Splain it to me, please (0)

Anonymous Coward | about 2 years ago | (#40016187)

I don't get it. If its just an array of IR leds. How can they have so many people touching it. Wouldn't one hand/finger be able to block the others that were "behind" it?? Say you had three people with one hand on it. One on the left, on on the right, and the third hand in the middle. The middle hand would get no signal from either the left or right, because it was blocked. Sure it could still do top and bottom, but thats not very useful.

Can someone explain? The linked article says its been outfitted to respond to 60 fingers. That seems questionable to me.

Re:Splain it to me, please (1)

mark-t (151149) | about 2 years ago | (#40016975)

This [ecologylab.net] paper actually explains it fairly well. Just looking at figure 3 in the paper alone should clarify how an array of IR sensors and LED's can detect multiple contact points (although the picture only shows 3 contacts, it should be plain that it can handle dozens). The occlusion problem you describe is still theoretically possible, but only when you have both relatively large and small contact points occurring together at the same time, and too close together. For something like the tips of fingers, you'd have no problem...

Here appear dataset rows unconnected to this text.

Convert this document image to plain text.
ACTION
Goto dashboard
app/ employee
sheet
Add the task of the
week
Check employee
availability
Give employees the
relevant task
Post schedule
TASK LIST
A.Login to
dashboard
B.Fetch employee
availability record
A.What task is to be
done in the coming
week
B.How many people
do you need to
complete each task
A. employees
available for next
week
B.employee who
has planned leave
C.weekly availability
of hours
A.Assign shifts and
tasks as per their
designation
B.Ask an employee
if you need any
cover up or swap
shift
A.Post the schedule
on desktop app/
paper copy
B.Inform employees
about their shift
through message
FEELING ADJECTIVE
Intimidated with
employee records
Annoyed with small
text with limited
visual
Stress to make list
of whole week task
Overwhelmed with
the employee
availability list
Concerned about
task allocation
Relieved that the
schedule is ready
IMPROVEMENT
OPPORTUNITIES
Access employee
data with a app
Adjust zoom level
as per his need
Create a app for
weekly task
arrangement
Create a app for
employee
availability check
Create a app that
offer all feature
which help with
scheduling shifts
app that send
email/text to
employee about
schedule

Re:Splain it to me, please (0)

Anonymous Coward | about 2 years ago | (#40017197)

Yup, that does it. That explains how it works. Thats pretty cool. Thanks for sharing the paper

Interactive TV Platform as Important as Mobile (1)

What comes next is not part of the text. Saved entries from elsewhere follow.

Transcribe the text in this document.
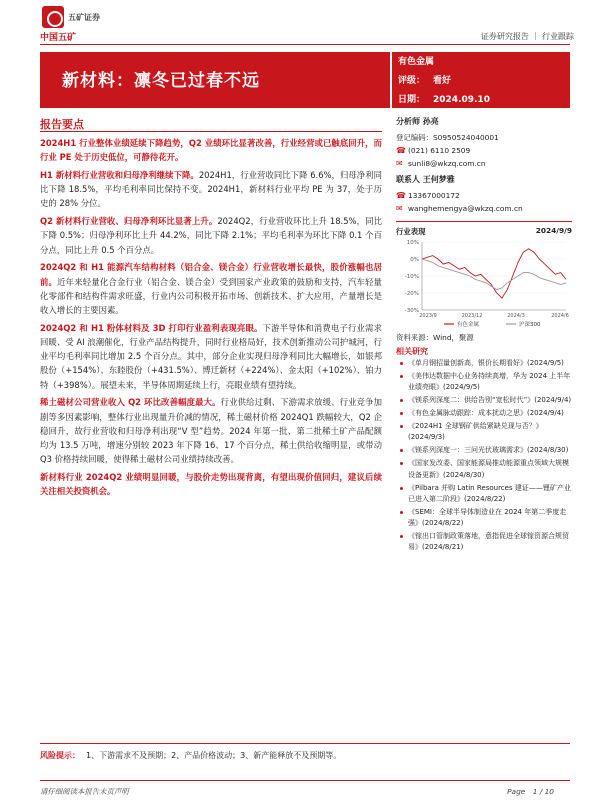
中国五矿
五矿证券
证券研究报告 ｜ 行业跟踪
新材料：凛冬已过春不远
有色金属
评级： 看好
日期： 2024.09.10
报告要点

2024H1 行业整体业绩延续下降趋势，Q2 业绩环比显著改善，行业经营或已触底回升，而行业 PE 处于历史低位，可静待花开。

H1 新材料行业营收和归母净利继续下降。2024H1，行业营收同比下降 6.6%，归母净利同比下降 18.5%，平均毛利率同比保持不变。2024H1，新材料行业平均 PE 为 37，处于历史的 28% 分位。

Q2 新材料行业营收、归母净利环比显著上升。2024Q2，行业营收环比上升 18.5%，同比下降 0.5%；归母净利环比上升 44.2%，同比下降 2.1%；平均毛利率为环比下降 0.1 个百分点，同比上升 0.5 个百分点。

2024Q2 和 H1 能源汽车结构材料（铝合金、镁合金）行业营收增长最快，股价涨幅也居前。近年来轻量化合金行业（铝合金、镁合金）受到国家产业政策的鼓励和支持，汽车轻量化零部件和结构件需求旺盛，行业内公司积极开拓市场、创新技术、扩大应用，产量增长是收入增长的主要因素。

2024Q2 和 H1 粉体材料及 3D 打印行业盈利表现亮眼。下游半导体和消费电子行业需求回暖、受 AI 浪潮催化，行业产品结构提升，同时行业格局好，技术创新推动公司护城河，行业平均毛利率同比增加 2.5 个百分点。其中，部分企业实现归母净利同比大幅增长，如银邦股份（+154%）、东睦股份（+431.5%）、博迁新材（+224%）、金太阳（+102%）、铂力特（+398%）。展望未来，半导体周期延续上行，亮眼业绩有望持续。

稀土磁材公司营业收入 Q2 环比改善幅度最大。行业供给过剩、下游需求放缓、行业竞争加剧等多因素影响，整体行业出现量升价减的情况，稀土磁材价格 2024Q1 跌幅较大，Q2 企稳回升，故行业营收和归母净利出现“V 型”趋势。2024 年第一批、第二批稀土矿产品配额均为 13.5 万吨，增速分别较 2023 年下降 16、17 个百分点，稀土供给收缩明显，或带动 Q3 价格持续回暖，使得稀土磁材公司业绩持续改善。

新材料行业 2024Q2 业绩明显回暖，与股价走势出现背离，有望出现价值回归，建议后续关注相关投资机会。

分析师 孙亮
登记编码：S0950524040001
☎ (021) 6110 2509
✉ sunli8@wkzq.com.cn
联系人 王何梦雅
☎ 13367000172
✉ wanghemengya@wkzq.com.cn
行业表现	2024/9/9
10%
0%
-10%
-20%
-30%
2023/9	2023/12	2024/3	2024/6
有色金属	沪深300
资料来源：Wind，聚源
相关研究
《单月钢招量创新高，银价长期看好》(2024/9/5)
《美伟达数据中心业务持续高增，华为 2024 上半年业绩亮眼》(2024/9/5)
《镁系列深度二：供给告别“宽松时代”》(2024/9/4)
《有色金属脉动跟踪：成本扰动之思》(2024/9/4)
《2024H1 全球钢矿供给紧缺兑现与否？》(2024/9/3)
《镁系列深度一：三问光伏玻璃需求》(2024/8/30)
《国家发改委、国家能源局推动能源重点领域大规模设备更新》(2024/8/30)
《Pilbara 并购 Latin Resources 建证——锂矿产业已进入第二阶段》(2024/8/22)
《SEMI：全球半导体制造业在 2024 年第二季度走强》(2024/8/22)
《镓出口管制政策落地，意指促进全球镓资源合规贸易》(2024/8/21)
风险提示： 1、下游需求不及预期；2、产品价格波动；3、新产能释放不及预期等。
请仔细阅读本报告末页声明	Page　1 / 10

andruid (1523597) | about 2 years ago | (#40018423)

The New York Times reports today [http://bits.blogs.nytimes.com/2012/05/16/in-tv-race-microsoft-has-lead-forrester-says] that television is emerging as a crucial strategic platform, "every bit as intense as... mobile." Apple, Google, and Microsoft (and others? Amazon? Facebook?) will vie for dominance. I argue that making all involved surfaces -- the large TV, the smaller phone and tablet -- interactive, with multi-touch, will become essential ground for television as platform. As the platforms fully open for development, with App stores, things will get interesting. ZeroTouch is the highest performance, most cost effective way to make the TV surface interactive. When production of the technology is scaled, costs should run in the hundreds of dollars for very large screens. The ACM CHI Austin ZeroTouch demo showed how responsive ZeroTouch sensing is, at television scale.